Liberty Counsel represents Christopher Doyle, a licensed professional counselor in Virginia and Maryland. Doyle is challenging Maryland's SB 1028, which was signed into law by Gov. Larry Hogan and went into effect on Oct. 1, 2018. Doyle counsels minors who voluntarily seek his help and are struggling with unwanted same-sex attractions, behaviors and identity. Doyle's counseling is provided solely through speech, but it is prohibited by Maryland's counseling ban because the state disapproves Doyle's viewpoint.
The lower court issued an opinion finding that the governor and attorney general lack enforcement authority and are therefore not proper defendants. In reaching this conclusion, the Court of Appeals disagreed with U.S. District Judge Deborah Chasanow, who ruled that the governor and attorney general were proper defendants.

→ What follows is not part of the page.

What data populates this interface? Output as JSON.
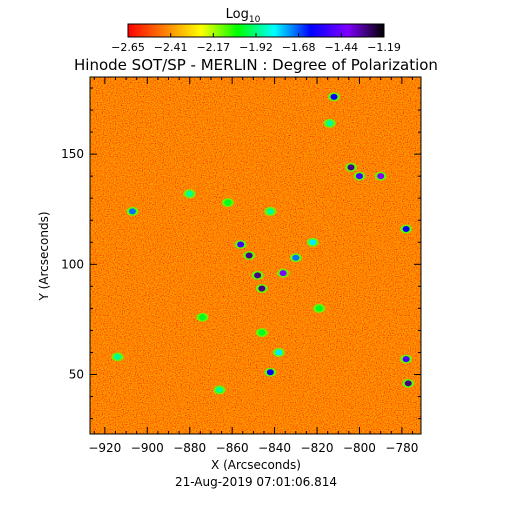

The Court of Appeals then stated that Maryland's state board of professional counselors and therapists can enforce the law and is a proper defendant.
Liberty Counsel will now file an amended complaint in the district court to list the state board of professional counselors and therapists as a defendant. At the end of the day, it will likely be the same attorney general defending the case as defended the original case.

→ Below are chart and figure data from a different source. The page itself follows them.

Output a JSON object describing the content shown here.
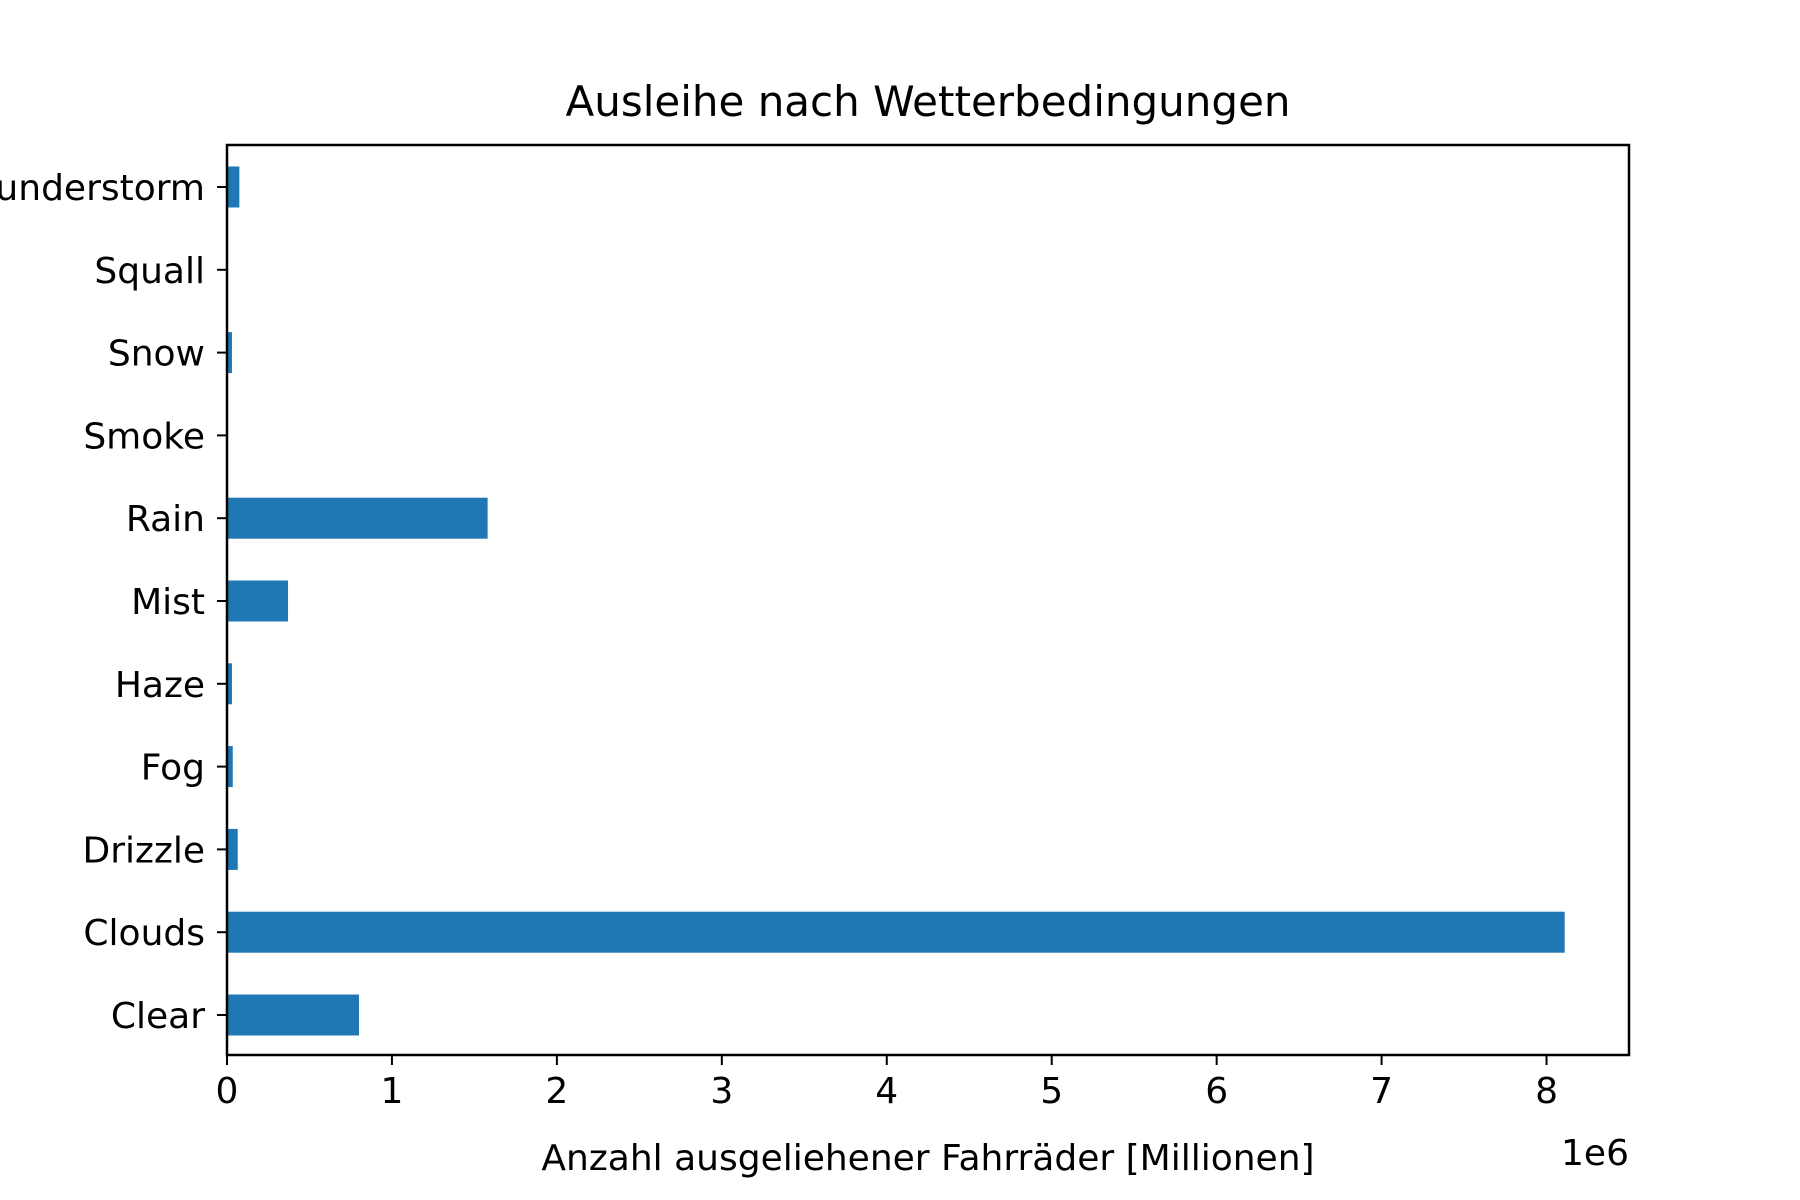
{
  "chart_data": {
    "type": "bar",
    "orientation": "horizontal",
    "title": "Ausleihe nach Wetterbedingungen",
    "xlabel": "Anzahl ausgeliehener Fahrräder [Millionen]",
    "ylabel": "",
    "x_offset_label": "1e6",
    "xlim": [
      0,
      8.5
    ],
    "x_ticks": [
      0,
      1,
      2,
      3,
      4,
      5,
      6,
      7,
      8
    ],
    "x_tick_labels": [
      "0",
      "1",
      "2",
      "3",
      "4",
      "5",
      "6",
      "7",
      "8"
    ],
    "categories": [
      "Clear",
      "Clouds",
      "Drizzle",
      "Fog",
      "Haze",
      "Mist",
      "Rain",
      "Smoke",
      "Snow",
      "Squall",
      "Thunderstorm"
    ],
    "values": [
      0.8,
      8.11,
      0.065,
      0.035,
      0.03,
      0.37,
      1.58,
      0.002,
      0.03,
      0.001,
      0.075
    ],
    "bar_color": "#1f77b4",
    "grid": false,
    "legend": "none"
  }
}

The 4th Circuit did say this case raises "an interesting First Amendment question that would be a matter of first impression in this Circuit."

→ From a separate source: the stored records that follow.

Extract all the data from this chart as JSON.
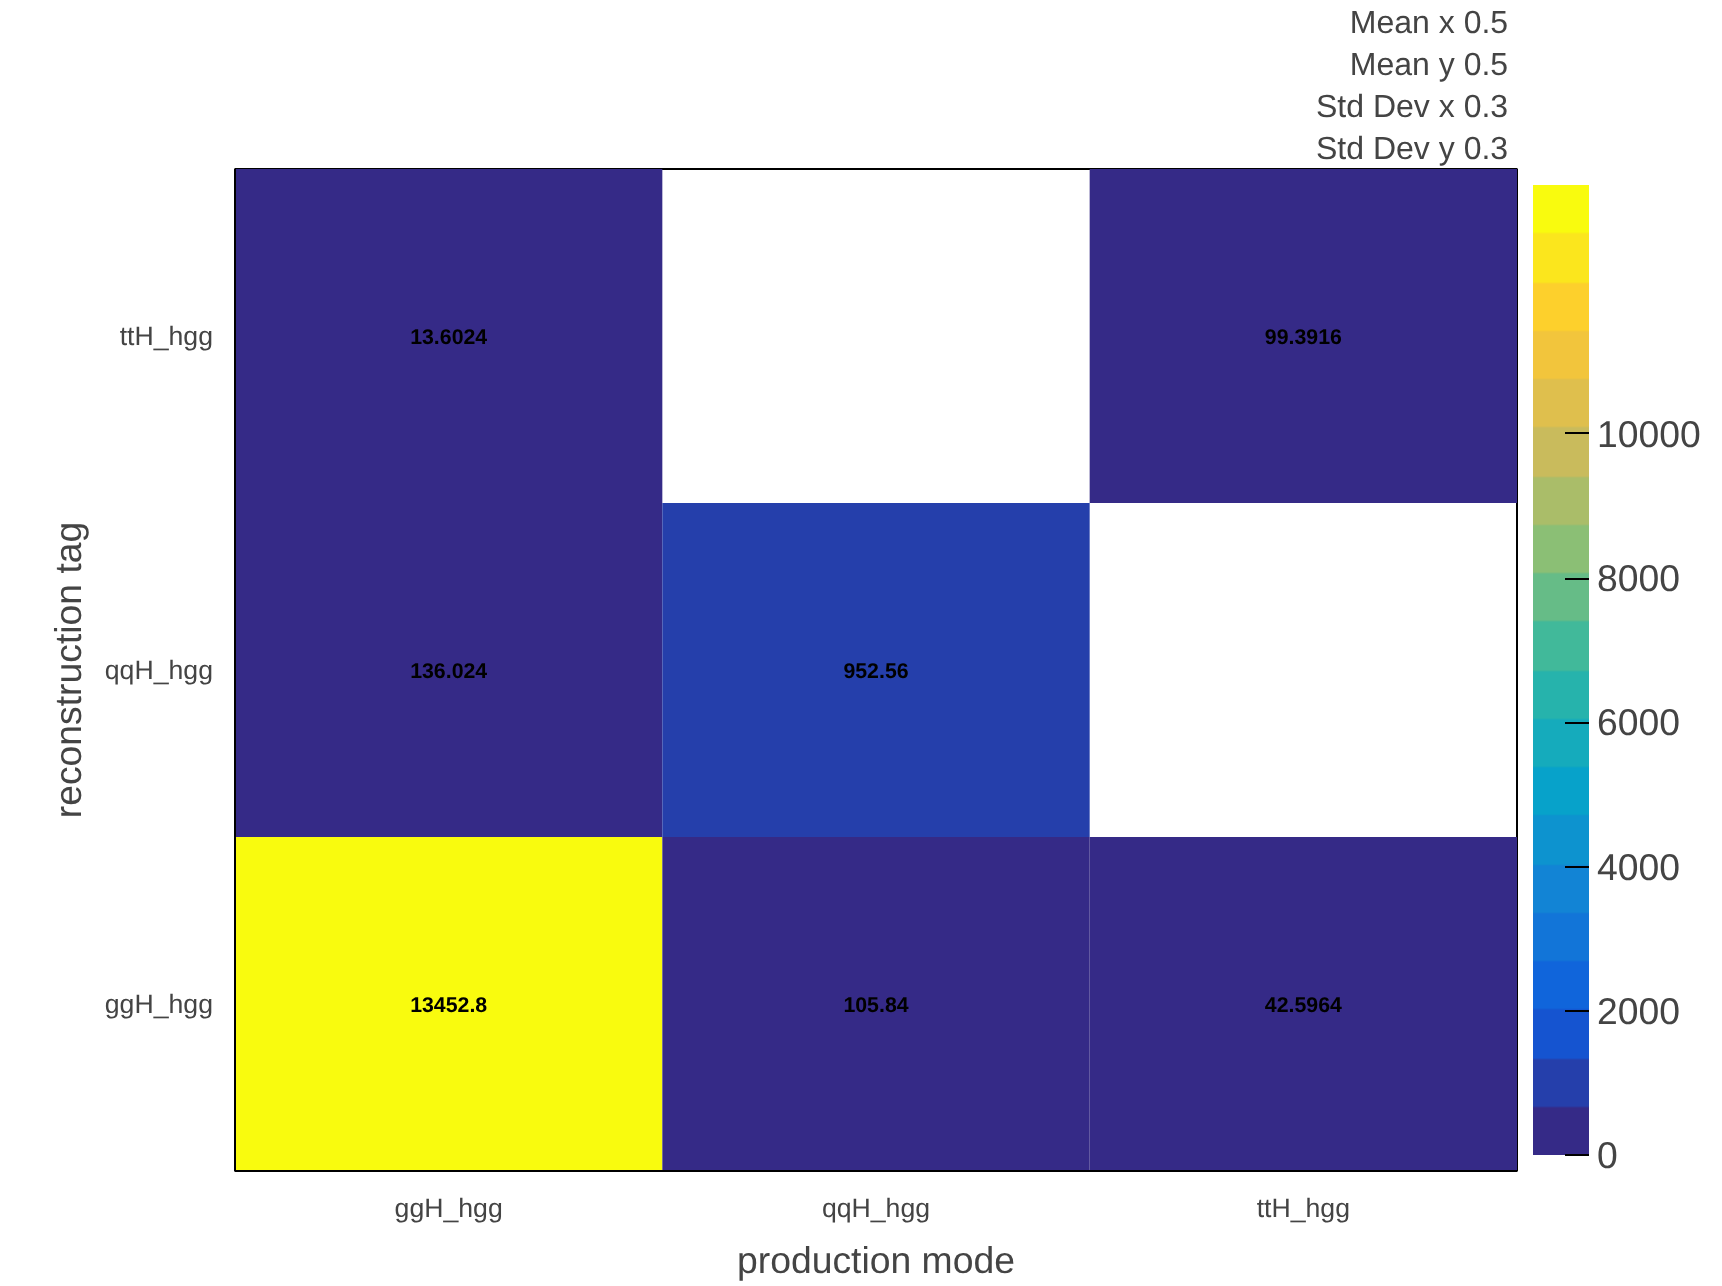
{
  "chart_data": {
    "type": "heatmap",
    "xlabel": "production mode",
    "ylabel": "reconstruction tag",
    "categories": [
      "ggH_hgg",
      "qqH_hgg",
      "ttH_hgg"
    ],
    "y_categories": [
      "ttH_hgg",
      "qqH_hgg",
      "ggH_hgg"
    ],
    "cells": [
      [
        13.6024,
        null,
        99.3916
      ],
      [
        136.024,
        952.56,
        null
      ],
      [
        13452.8,
        105.84,
        42.5964
      ]
    ],
    "data_labels": true,
    "clim": [
      0,
      13452.8
    ],
    "cticks": [
      0,
      2000,
      4000,
      6000,
      8000,
      10000
    ],
    "annotations": [
      "Mean x  0.5",
      "Mean y  0.5",
      "Std Dev x  0.3",
      "Std Dev y  0.3"
    ]
  }
}
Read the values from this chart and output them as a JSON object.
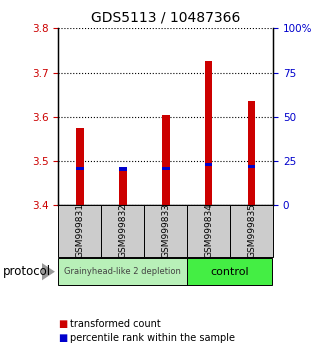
{
  "title": "GDS5113 / 10487366",
  "samples": [
    "GSM999831",
    "GSM999832",
    "GSM999833",
    "GSM999834",
    "GSM999835"
  ],
  "groups": [
    "depletion",
    "depletion",
    "depletion",
    "control",
    "control"
  ],
  "transformed_counts": [
    3.575,
    3.487,
    3.605,
    3.727,
    3.635
  ],
  "percentile_values": [
    3.484,
    3.482,
    3.484,
    3.492,
    3.487
  ],
  "ylim": [
    3.4,
    3.8
  ],
  "yticks_left": [
    3.4,
    3.5,
    3.6,
    3.7,
    3.8
  ],
  "yticks_right": [
    0,
    25,
    50,
    75,
    100
  ],
  "yticks_right_labels": [
    "0",
    "25",
    "50",
    "75",
    "100%"
  ],
  "left_color": "#cc0000",
  "right_color": "#0000cc",
  "bar_color_red": "#cc0000",
  "bar_color_blue": "#0000cc",
  "bar_width": 0.18,
  "grp1_color": "#b8f0b8",
  "grp2_color": "#44ee44",
  "grp1_label": "Grainyhead-like 2 depletion",
  "grp2_label": "control",
  "legend_red_label": "transformed count",
  "legend_blue_label": "percentile rank within the sample",
  "protocol_label": "protocol"
}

The district court previously refused to apply the Supreme Court's decision in National Institute for Family and Life Advocates v. Becerra (NIFLA). The district court relied upon the decisions in Pickup v. Brown and King v. Governor of New Jersey, both of which held that counseling bans like Maryland's are permissible under the First Amendment because licensed counselors engage in "professional speech or conduct" and not fully protected speech when counseling clients. But in NIFLA, the Supreme Court specifically overruled both decisions by name, writing there is no such category as "professional speech." NIFLA warned about creating speech categories and then relegating the speech to a lower First Amendment protection. The Maryland district court ignored NIFLA's abrogation of Pickup and King and repeated their error by assigning less First Amendment protection to Doyle's counseling speech.
Last year, Liberty Counsel successfully struck down two similar laws in which the Eleventh Circuit Court of Appeals ruled that the change counsel bans violate the First Amendment.
Liberty Counsel's founder and Chairman Mat Staver said, "The Maryland counseling ban condemns minors to struggle with unwanted sexual and gender identities without the ability to seek the help they want. This is an unconstitutional speech restriction that violates the First Amendment because counselors should be permitted to assist clients in their self-determined goals. The Supreme Court has already ruled that professional speech is not a First Amendment orphan. It is just a matter of time before we bring one of these laws to the Supreme Court and strike down all of them throughout the country."